Pay freeze may cost new garda recruits €46,000

GRA says freeze may cost recruits €46k over career as Government says retrospective pay possible in deal

Newly-recruited gardaí will face a loss of about €46,000 over the duration of their career due to the pay freeze, the president of the union representing rank and file members of the force claims.

Ciaran O’Neill of the Garda Representative Association, made his comments on the day the Lansdowne Road Agreement (LRA) came into effect.

As the GRA and Association of Secondary Teachers Ireland (ASTI) are not signed up to LRA, 30,000 gardaí and teachers face the prospect of losing out on pay increases.

The Association of Garda Sergeants and Inspectors agreed to reballot its members on LRA after it secured a guarantee that the issue of pay would form part of a garda organisation review, due to be completed within six months.

However, Ciaran O’Neill said that was not grounds for his members to reconsider their position on LRA.

He said the review had been promised under the previous Haddington Road Agreement and should have been completed by 2014.

“Two years later, it still hasn’t happened,” he said. “So they are saying ‘look, we are going to give you what you have already asked for providing you sign up to a new agreement’.”

“We are looking for an independent mechanism to deal with garda pay. We would like to see what results we have before we would actually sign up to something else.

“It is like buying a car and being promised four wheels. But when you get it the car only has three wheels and they tell you that, in order to get the fourth you have to buy a new car.”

He said freezing of pay under the financial emergency legislation FEMPI was a big issue for his members.
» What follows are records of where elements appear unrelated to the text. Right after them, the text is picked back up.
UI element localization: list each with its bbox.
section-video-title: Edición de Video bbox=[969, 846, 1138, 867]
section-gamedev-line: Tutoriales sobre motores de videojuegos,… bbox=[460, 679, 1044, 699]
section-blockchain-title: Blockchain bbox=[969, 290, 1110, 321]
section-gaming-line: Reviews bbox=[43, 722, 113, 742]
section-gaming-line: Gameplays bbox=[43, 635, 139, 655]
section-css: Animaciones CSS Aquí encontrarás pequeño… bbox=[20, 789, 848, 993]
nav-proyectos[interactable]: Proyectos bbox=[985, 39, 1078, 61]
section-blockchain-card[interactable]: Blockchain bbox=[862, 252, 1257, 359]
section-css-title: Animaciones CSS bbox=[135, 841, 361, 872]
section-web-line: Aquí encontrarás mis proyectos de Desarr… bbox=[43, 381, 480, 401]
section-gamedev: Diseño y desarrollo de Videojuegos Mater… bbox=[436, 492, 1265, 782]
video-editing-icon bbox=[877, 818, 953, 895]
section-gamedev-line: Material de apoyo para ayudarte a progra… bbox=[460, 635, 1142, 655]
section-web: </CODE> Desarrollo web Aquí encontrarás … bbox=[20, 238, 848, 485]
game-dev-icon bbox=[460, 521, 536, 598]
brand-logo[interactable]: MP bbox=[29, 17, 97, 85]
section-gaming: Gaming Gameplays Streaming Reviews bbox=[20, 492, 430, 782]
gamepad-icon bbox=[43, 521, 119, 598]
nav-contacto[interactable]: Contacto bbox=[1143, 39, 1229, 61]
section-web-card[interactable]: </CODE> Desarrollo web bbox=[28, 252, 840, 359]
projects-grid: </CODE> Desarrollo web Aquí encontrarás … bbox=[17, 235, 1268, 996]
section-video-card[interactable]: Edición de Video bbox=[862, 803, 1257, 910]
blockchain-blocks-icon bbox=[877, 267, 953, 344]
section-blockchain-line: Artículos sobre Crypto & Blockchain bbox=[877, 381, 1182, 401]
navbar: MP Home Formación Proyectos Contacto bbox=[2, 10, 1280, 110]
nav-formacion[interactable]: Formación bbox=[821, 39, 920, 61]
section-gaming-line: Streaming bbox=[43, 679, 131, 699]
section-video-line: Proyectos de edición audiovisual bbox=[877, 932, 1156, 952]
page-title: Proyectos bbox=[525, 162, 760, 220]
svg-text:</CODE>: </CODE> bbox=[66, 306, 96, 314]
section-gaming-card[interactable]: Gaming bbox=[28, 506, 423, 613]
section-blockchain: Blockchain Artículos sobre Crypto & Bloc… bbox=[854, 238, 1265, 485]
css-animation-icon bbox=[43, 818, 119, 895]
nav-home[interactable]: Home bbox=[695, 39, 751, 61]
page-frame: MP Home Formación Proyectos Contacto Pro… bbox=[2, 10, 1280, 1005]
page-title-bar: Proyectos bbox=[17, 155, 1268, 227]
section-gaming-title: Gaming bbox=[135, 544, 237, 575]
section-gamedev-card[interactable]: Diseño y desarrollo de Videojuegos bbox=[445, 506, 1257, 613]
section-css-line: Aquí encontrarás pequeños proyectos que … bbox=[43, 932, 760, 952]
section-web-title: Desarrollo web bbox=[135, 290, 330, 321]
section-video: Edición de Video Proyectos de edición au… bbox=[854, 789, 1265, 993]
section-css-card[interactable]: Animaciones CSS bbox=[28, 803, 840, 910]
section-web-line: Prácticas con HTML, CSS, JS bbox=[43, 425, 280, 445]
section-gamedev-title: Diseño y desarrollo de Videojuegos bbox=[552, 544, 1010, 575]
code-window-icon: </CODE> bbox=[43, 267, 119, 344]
“Morale is at an all-time low. Our members are extremely angry. Lansdowne Road does not show any signs for pay recovery.

“The Government say it’s a pathway into it, but all we can see at the end of the path is fog because there is no clear vision as to when members are going to get their pay restored.”

Pay freeze may cost new garda recruits €46,000

He gave an indication of what the pay freeze means in real terms: “A recruit coming out of the garda college in Templemore. He is facing a loss over his career of about €46,000 because of the pay freeze.”

Government sources have indicated that gardaí suffering financial losses could be given retrospective payments — but only if they sign up to the new agreement down the line.

It is understood the Government is willing to look at restoring any lost payments for rank-and-file members if they back LRA.

“Retrospective” payments would have to be considered if the GRA agreed to a deal on that basis, sources said.

It is also understood that GRA members were offered ‘softer’ extra working hours, such as briefings or training days, instead of shifts as part of negotiations to get them on board with LRA.

Despite negotiations with the GRA breaking down, the union has agreed to go back and discuss fresh concessions with their district groups and then have an executive meeting in “due course”.

GRA members under the new deal would get rent allowance of more than €4,000 a year returned and increased increments bringing new recruits from €23,750 up to more than €28,000 by next year.

Government officials estimate that over 460 new recruits will be affected by any penalties.

It is also understood that the now estimated six-month review could be completed sooner if necessary.

However, it will be up to its chairperson to recommend any pay increases for gardaí, which ultimately could then be passed onto the new public sector pay commission for consideration.